Impetigo (im-puh-TIE-go) is a skin condition that mostly affects babies and little children. It’s a common and very contagious skin ailment. It often appears as reddish sores on the face, especially around the nose and mouth, as well as the hands and feet, among other areas. Over the course of a week, the lesions break and form honey-coloured crusts.

When impetigo is treated with medicines, the illness is less likely to spread. Keep youngsters home from school or daycare until they are no longer contagious. It usually takes 24 hours after commencing antibiotic medication for this to happen.


The emergence of red lesions around the nose and mouth is the most prevalent indication of impetigo. The sores quickly enlarge and rupture, bleeding for several days before solidifying into a honey-coloured crust. When sores are rubbed or covered with garments or towels, they may spread to other regions of the body. Itching and discomfort are usually insignificant.

Bullous impetigo is a less common kind of impetigo that affects babies and young children and causes larger blisters on the patient’s trunk. Ecthyma is a severe buy co codamol online
form of impetigo in which the skin develops painful fluid- or pus-filled blisters.

When should you make an appointment with a doctor?

If you suspect you or your child is suffering from impetigo, see your family doctor, your child’s paediatrician, or a dermatologist.


Impetigo is most often caused by staphylococci bacteria. When you come into contact with an infected person’s sores or anything that have been touched by them — such as clothing, bed linen, towels, and even toys — the bacteria that cause impetigo may spread.


Impetigo is often not a life-threatening disorder. In addition, lesions that occur in mild forms of the condition normally heal without leaving scars.

Impetigo may cause the following uncommon complications:

  • Cellulitis. This potentially fatal disease affects the tissues under the skin and has the potential to spread to the lymph nodes and circulatory system.
  • Kidney problems are a common ailment. One of the microorganisms that cause impetigo has the potential to harm the kidneys.
  • Scarring.
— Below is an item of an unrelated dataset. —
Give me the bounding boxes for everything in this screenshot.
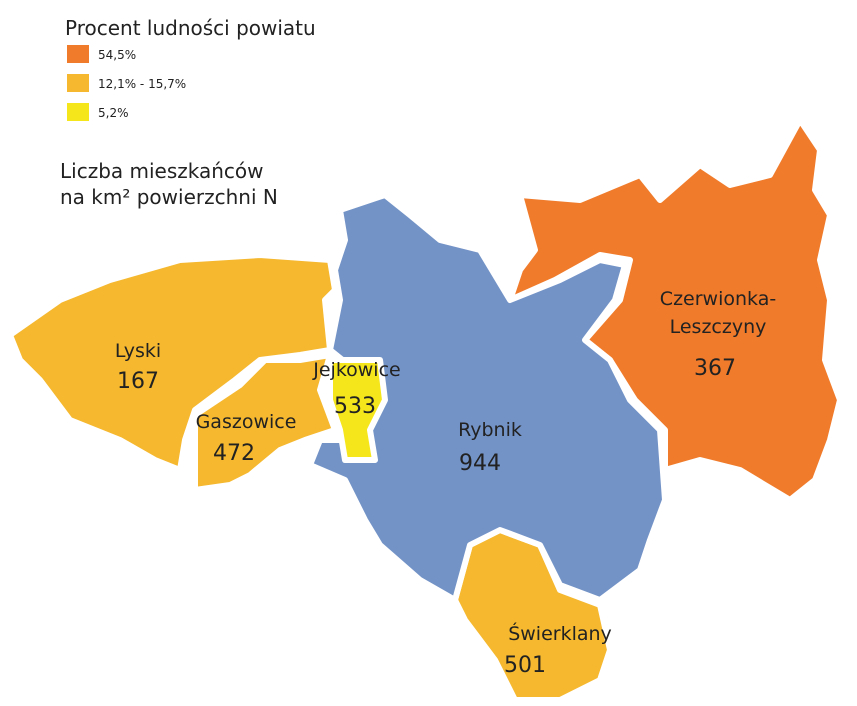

Scarring may occur as a result of ecthyma sores.


The most effective method for keeping your skin healthy is to keep it clean. Cuts, scratches, insect bites, and other wounds must be washed as quickly as possible.
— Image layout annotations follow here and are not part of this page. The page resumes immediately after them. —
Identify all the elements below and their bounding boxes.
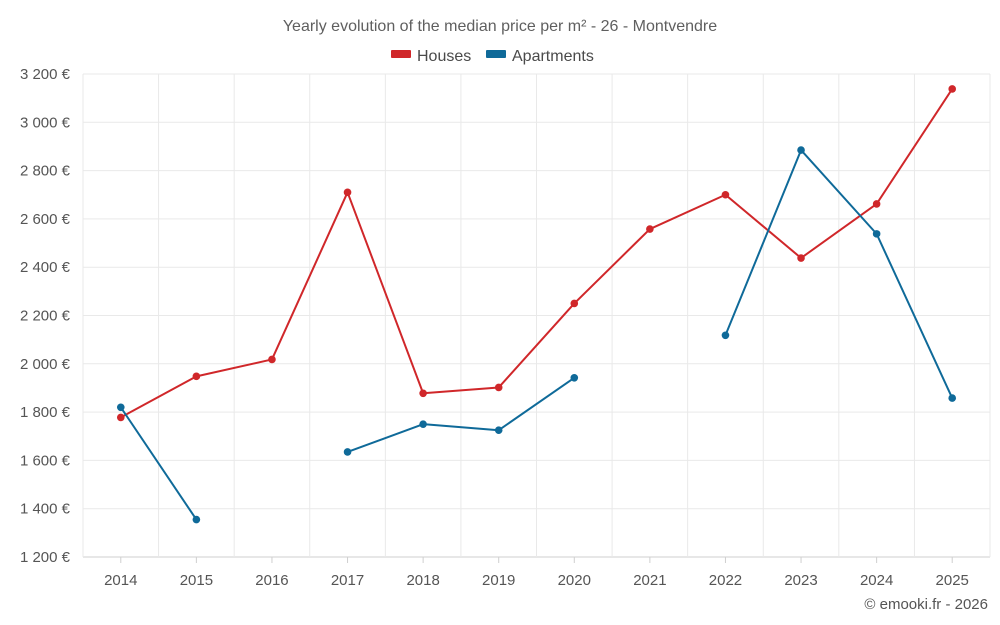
houses-point[interactable] [948, 85, 957, 93]
y-tick-label: 1 200 € [20, 549, 71, 566]
apartments-point[interactable] [343, 448, 352, 456]
x-tick-label: 2020 [558, 572, 591, 589]
apartments-point[interactable] [419, 420, 427, 428]
apartments-point[interactable] [872, 230, 881, 238]
houses-point[interactable] [570, 299, 579, 308]
legend-apartments-label[interactable]: Apartments [512, 48, 594, 65]
legend-apartments-swatch [486, 50, 506, 58]
y-tick-label: 1 600 € [20, 452, 71, 469]
x-tick-label: 2025 [936, 572, 969, 589]
x-tick-label: 2022 [709, 572, 742, 589]
credit-text: © emooki.fr - 2026 [864, 596, 988, 613]
houses-point[interactable] [268, 355, 276, 364]
x-axis-ticks: 2014 2015 2016 2017 2018 2019 2020 2021 2022 2023… [104, 572, 969, 589]
y-tick-label: 2 200 € [20, 308, 71, 325]
y-tick-label: 2 000 € [20, 356, 71, 373]
apartments-point[interactable] [116, 403, 125, 412]
legend-houses-swatch [391, 50, 411, 58]
y-tick-label: 1 400 € [20, 501, 71, 518]
series-points [116, 85, 957, 524]
x-tick-label: 2015 [180, 572, 213, 589]
houses-point[interactable] [116, 413, 125, 422]
houses-point[interactable] [797, 254, 805, 262]
apartments-line [724, 149, 954, 399]
apartments-point[interactable] [570, 374, 579, 382]
x-tick-label: 2016 [255, 572, 288, 589]
y-tick-label: 3 200 € [20, 66, 71, 83]
series-lines [119, 88, 954, 521]
apartments-point[interactable] [494, 426, 503, 435]
houses-point[interactable] [494, 383, 503, 392]
apartments-point[interactable] [948, 394, 957, 402]
y-tick-label: 3 000 € [20, 114, 71, 131]
y-tick-label: 2 800 € [20, 163, 71, 180]
apartments-point[interactable] [192, 515, 201, 524]
chart-title: Yearly evolution of the median price per… [283, 18, 717, 35]
legend-houses-label[interactable]: Houses [417, 48, 471, 65]
apartments-line [119, 406, 198, 521]
x-tick-label: 2023 [784, 572, 817, 589]
x-tick-label: 2017 [331, 572, 364, 589]
x-tick-label: 2021 [633, 572, 666, 589]
apartments-point[interactable] [721, 331, 730, 340]
y-tick-label: 2 400 € [20, 259, 71, 276]
houses-point[interactable] [646, 225, 654, 233]
houses-point[interactable] [872, 200, 881, 208]
houses-point[interactable] [419, 389, 427, 398]
x-gridlines [82, 74, 991, 563]
y-tick-label: 1 800 € [20, 404, 71, 421]
apartments-point[interactable] [797, 146, 805, 154]
apartments-line [347, 376, 575, 453]
x-tick-label: 2024 [860, 572, 893, 589]
x-tick-label: 2018 [406, 572, 439, 589]
x-tick-label: 2014 [104, 572, 137, 589]
y-tick-label: 2 600 € [20, 211, 71, 228]
houses-point[interactable] [343, 188, 352, 197]
legend: Houses Apartments [391, 48, 594, 65]
houses-line [120, 88, 954, 419]
houses-point[interactable] [721, 190, 730, 199]
y-axis-ticks: 1 200 € 1 400 € 1 600 € 1 800 € 2 000 € 2 200… [20, 66, 71, 566]
x-tick-label: 2019 [482, 572, 515, 589]
houses-point[interactable] [192, 372, 201, 381]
The following steps should be followed to prevent impetigo from spreading to others:

  • Wash the affected areas gently with mild soap and running water, then wrap with gauze to prevent further drying.
  • To prevent spreading the illness, wash an infected person’s clothes, sheets, and towels in hot water every day and don’t share them with anybody else in your family.
  • Gloves should be used while administering antibiotic ointment, and your hands should be thoroughly cleaned afterwards.
  • Reduce the length of an infected child’s nails to prevent infection from being scratched.
  • Handwashing, as well as general personal hygiene, should be emphasised on a regular and comprehensive basis.
  • Make sure your child stays at home until your doctor says they are no longer contagious.